Keywords

clinical algorithms, corporate culture, errors in medicine, outcomes research, regionalization

 

Authors

  1. Waldman, J. Deane
  2. Yourstone, Steven A.
  3. Smith, Howard L.

Abstract

This article explores the uses of learning curve theory in medicine. Though effective application of learning curve theory in health care can result in higher quality and lower cost, it is seldom methodically applied in clinical practice. Fundamental changes are necessary in the corporate culture of medicine in order to capitalize maximally on the benefits of learning.

 

Learning occurs when improvement in an activity results from understanding gained from prior experience. The learning curve, derived initially from manufacturing1 characterizes this relationship in quantitative terms. The more a system produces, the lower the cost. Learning in health care is extremely important given limited resources and high error rates in medicine. Learning is critical for increasing productivity of health care providers as a means for lowering costs. Thus, there is ample motivation to understand how improved learning contributes to better performance of health care organizations. This is especially true for the more expensive aspects of health care delivery involving surgery and sophisticated medical technology.

 

Learning also contributes to improved management processes that lead to enhanced performance at many levels-individual and team, department or division, organization and industry. Evidence-based management has become a catch phrase for this effort at incorporating findings from applied research-learning-into actual management practice as a means of raising performance at different levels.2 Current interest in improving management processes and organizational structures in health care through the application of research findings is a direct result of recent clinical emphasis on evidence-based medicine.3 However, the foundation for applied management research can be traced to organization development models developed more than thirty years ago.4

 

Many principles of learning in manufacturing settings can be transferred to health care. The classic log-linear model states that for each doubling of cumulative volume, constant improvement will occur. While the percentage of improvement varies by process, the prospects for demonstrable gains in lower costs and higher quality are promising, whether considering care delivered by surgeons, primary care physicians, nurses, or technicians. The challenge for clinicians and managers is to capitalize on learning theory in the development and implementation of clinical protocols.

 

Application of evidence-based (viz., learned) medical management is not totally absent from health care, just underutilized.
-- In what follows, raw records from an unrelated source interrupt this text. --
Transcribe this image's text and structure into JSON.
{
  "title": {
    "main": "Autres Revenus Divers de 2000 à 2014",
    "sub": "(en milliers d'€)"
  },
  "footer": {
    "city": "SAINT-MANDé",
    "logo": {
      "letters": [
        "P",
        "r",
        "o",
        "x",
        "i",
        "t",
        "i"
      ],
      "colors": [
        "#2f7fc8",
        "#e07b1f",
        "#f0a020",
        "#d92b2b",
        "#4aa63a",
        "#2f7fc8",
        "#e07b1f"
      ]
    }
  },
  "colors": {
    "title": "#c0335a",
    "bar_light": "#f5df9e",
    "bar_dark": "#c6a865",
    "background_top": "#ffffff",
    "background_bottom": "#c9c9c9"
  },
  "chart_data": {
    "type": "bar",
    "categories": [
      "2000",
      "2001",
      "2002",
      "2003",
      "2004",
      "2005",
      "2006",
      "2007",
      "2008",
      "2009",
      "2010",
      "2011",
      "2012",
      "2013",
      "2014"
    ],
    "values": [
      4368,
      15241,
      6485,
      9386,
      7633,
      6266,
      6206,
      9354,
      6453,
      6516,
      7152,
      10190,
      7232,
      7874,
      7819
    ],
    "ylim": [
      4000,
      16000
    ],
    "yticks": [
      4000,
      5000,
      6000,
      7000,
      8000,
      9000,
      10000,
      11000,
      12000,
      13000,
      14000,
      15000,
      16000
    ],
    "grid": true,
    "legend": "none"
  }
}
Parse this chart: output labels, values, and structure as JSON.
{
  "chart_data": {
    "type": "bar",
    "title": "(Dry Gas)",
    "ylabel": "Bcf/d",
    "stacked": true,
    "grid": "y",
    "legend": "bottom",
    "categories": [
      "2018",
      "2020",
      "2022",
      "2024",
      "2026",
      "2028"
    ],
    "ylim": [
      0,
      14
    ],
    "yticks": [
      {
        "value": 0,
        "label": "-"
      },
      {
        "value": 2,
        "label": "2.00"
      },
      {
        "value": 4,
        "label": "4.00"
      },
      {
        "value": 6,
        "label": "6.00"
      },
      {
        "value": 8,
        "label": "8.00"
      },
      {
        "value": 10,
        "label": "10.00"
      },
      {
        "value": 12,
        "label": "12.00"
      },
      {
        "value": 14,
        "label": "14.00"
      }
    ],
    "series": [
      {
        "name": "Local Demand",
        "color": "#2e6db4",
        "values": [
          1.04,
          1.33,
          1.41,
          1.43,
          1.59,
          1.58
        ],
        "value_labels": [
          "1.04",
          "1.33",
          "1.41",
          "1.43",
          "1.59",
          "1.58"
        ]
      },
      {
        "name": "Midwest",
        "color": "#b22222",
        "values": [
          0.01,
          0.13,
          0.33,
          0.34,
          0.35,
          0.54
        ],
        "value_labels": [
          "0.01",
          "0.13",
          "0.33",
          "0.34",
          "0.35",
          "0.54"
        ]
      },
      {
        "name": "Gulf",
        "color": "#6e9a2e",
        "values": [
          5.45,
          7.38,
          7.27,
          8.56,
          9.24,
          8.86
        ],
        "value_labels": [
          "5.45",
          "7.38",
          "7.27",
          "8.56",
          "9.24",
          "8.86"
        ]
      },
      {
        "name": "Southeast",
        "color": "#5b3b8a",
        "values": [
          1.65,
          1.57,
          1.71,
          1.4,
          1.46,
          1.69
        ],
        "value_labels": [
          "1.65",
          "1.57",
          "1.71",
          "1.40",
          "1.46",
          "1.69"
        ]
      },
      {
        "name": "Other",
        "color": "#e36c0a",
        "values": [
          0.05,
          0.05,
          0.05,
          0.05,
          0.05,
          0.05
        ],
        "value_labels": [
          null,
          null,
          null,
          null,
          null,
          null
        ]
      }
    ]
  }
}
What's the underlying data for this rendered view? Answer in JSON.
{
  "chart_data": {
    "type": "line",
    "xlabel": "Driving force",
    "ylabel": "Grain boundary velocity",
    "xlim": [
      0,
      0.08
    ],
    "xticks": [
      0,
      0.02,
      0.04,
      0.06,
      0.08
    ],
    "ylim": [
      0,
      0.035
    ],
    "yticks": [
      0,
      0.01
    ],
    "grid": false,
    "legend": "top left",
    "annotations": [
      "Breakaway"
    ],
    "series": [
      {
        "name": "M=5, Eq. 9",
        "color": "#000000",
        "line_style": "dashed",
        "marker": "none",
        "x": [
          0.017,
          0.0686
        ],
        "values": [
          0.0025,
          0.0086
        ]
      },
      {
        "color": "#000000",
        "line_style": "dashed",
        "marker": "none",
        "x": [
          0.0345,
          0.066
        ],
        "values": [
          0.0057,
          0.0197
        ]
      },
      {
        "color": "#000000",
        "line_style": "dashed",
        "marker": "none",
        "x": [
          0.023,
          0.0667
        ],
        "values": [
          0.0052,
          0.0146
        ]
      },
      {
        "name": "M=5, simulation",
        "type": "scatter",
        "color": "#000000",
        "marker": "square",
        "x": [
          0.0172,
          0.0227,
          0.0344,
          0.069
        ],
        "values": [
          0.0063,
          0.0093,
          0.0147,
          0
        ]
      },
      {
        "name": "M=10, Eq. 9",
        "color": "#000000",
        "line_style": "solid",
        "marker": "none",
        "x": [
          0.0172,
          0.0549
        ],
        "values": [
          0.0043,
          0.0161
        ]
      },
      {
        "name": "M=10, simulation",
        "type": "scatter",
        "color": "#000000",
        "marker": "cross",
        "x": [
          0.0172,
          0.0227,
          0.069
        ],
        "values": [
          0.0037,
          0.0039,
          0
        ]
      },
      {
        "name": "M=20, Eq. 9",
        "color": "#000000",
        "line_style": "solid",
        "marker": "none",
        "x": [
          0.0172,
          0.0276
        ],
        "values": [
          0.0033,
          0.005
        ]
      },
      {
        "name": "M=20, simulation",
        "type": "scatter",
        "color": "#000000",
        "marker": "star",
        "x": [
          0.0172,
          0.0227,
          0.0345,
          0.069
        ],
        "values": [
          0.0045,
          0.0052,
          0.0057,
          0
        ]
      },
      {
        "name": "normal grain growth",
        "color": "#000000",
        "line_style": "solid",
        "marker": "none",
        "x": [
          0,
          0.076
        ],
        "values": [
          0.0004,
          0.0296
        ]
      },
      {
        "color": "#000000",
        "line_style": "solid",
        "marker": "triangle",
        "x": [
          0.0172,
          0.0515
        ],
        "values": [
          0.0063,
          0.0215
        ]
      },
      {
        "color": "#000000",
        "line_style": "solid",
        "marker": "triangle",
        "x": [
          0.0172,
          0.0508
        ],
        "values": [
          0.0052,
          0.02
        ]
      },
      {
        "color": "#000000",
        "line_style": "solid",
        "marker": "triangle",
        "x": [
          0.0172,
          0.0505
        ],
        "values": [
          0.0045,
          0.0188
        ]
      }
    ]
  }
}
For example spectacular successes in anesthesia and pediatric oncology are a testament to the effectiveness of structured, collaborative learning in clinical practice. On the other hand, the myriad ways to treat obesity, asthma, or bronchopulmonary dysplasia as reported in small personal series of experiences document the rarity of applied learning and speak to the lack of evidence-based medical management. Furthermore, the lack of predictable successful outcomes, of achieving a six sigma standard,5 indeed our appalling national medical error rates,6 all confirm the need for structured learning in health care, just as corporations have turned to intentional learning as a means to improve outcomes.7,8

 

This article reviews the foundations of learning theory, applies these concepts and experiential knowledge to the health care setting, examines the obstacles to developing successful applications in the health care setting, and proposes strategies for adopting manufacturing-based learning models by health care providers. A conceptual model of learning is presented. Constraints and rationales affecting learning in health care are analyzed in order to facilitate application of the model.